Nessa questão de tradição monástica, devemos ter o cuidado de distinguir tradição e convenções. Em muitos mosteiros de pouca tradição viva, pensam os monges que são tradicionais. Por quê? Porque estão apegados a um complicado corpo de convenções. Convenção e tradição podem, na superfície, parecer a mesma coisa. Mas, essa semelhança superficial só serve para tornar o convencionalismo ainda mais nocivo. Tais costumes convencionais são a morte da tradição real, como, aliás, de toda a vida verdadeira. São parasitas que aderem ao organismo vivo da tradição e devoram-lhe a ralidade, para convertê-la em oco formalismo.

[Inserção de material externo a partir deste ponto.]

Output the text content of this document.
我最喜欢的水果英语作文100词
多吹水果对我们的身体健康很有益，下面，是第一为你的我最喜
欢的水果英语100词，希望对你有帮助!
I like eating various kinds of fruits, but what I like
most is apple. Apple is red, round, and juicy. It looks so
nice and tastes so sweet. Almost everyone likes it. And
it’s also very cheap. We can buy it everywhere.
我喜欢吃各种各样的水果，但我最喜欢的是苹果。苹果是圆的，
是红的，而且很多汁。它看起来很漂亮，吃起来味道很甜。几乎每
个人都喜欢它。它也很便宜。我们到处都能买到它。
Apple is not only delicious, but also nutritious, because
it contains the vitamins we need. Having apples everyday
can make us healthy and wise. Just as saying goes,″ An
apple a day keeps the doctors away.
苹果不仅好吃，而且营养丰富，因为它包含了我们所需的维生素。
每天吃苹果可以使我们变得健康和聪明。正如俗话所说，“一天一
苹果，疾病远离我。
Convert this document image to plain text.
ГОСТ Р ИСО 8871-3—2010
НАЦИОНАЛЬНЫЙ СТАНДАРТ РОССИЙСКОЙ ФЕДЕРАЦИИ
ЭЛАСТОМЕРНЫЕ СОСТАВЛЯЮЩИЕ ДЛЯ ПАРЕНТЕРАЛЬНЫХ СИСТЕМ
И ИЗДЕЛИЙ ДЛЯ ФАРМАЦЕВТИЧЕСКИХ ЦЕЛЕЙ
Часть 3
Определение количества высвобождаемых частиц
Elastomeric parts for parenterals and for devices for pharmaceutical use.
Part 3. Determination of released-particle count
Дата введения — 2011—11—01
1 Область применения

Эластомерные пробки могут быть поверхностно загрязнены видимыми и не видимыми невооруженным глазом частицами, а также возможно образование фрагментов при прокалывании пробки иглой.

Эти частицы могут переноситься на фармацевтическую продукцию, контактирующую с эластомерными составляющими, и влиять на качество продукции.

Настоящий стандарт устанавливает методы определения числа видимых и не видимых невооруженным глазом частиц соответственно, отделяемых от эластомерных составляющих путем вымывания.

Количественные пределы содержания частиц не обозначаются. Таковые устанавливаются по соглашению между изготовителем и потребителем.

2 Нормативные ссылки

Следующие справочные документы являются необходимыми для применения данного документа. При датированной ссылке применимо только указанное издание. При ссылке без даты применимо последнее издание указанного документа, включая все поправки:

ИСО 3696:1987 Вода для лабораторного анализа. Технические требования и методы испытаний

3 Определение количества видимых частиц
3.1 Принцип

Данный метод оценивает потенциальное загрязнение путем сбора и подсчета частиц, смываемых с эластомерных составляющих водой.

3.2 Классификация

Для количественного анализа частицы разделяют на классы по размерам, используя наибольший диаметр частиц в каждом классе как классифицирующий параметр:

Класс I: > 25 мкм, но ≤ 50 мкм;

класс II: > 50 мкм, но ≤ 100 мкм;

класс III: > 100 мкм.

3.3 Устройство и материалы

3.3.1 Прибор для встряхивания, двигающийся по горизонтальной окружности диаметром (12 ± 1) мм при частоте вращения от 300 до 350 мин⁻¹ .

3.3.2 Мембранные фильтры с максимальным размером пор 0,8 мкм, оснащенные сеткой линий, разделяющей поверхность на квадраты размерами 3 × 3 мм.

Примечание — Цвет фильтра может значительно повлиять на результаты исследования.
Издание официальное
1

A tradição é viva e ativa ao passo que a convenção é passiva e morta. A tradição não nos forma automaticamente: temos de trabalhar para compreendê-la. A convenção, essa é aceita passivamente, como coisa de rotina. É por isso que ela se torna facilmente uma evasão da realidade, oferecendo-nos apenas uns pretensos meios de resolver os problemas da vida - um sistema de gestos e formalidades. A tradição ensina-nos realmente a viver e a tornar-nos plenamente responsáveis por nossa própria vida. Ela é, assim, muitas vezes, o extremo oposto de tudo o que é ordinário, e pura rotina. Já o costume convencional, que não passa de repetição de hábitos familiares, rege a lei do menor esforço. Executa-se um ato sem compreender-lhe o sentido, simplesmente porque os outros fazem o mesmo. A tradição, que é sempre velha, é, ao mesmo tempo, sempre nova, porque sempre revive - renascendo em cada nova geração, para ser vivida e aplicada de um modo novo e particular. A convenção é simplesmente a ossificação de costumes sociais. As atividades das pessoas convencionais são simples desculpas para não agirem de um modo mais integralmente humano. A tradição alimenta a vida do espírito, enquanto a convenção apenas disfarça a sua decadência interior.

Finalmente, a tradição é criadora. Sempre original, ela abre, sem cessar, novos horizontes a uma velha caminhada. A convenção, por seu lado, é completamente despida de originalidade. É uma imitação servil. Fecha-se sobre si mesma e leva à completa esterilidade.

A tradição nos ensina a amar, porque desenvolve e amplia as nossas faculdades, mostrando-nos como havemos de entregar-nos ao mundo em que vivemos, em retribuição de tudo que dele recebemos. O formalismo só alimenta ansiedade e medo. Ele nos separa das fontes de toda a inspiração, arruína a nossa fertilidade para fechar-nos dentro da prisão dos esforços frustrados. Ela é, no fim, apenas a máscara da futilidade e do desespero. Nada poderia ser melhor para um monge, do que viver e crescer na sua tradição monástica. E nada mais fatal para ele, do que dissipar a sua vida num emaranhado de convenções monásticas.

MERTON, Thomas. Homem Algum É Uma Ilha. Rio de Janeiro: AGIR, 1968. p. 131-133.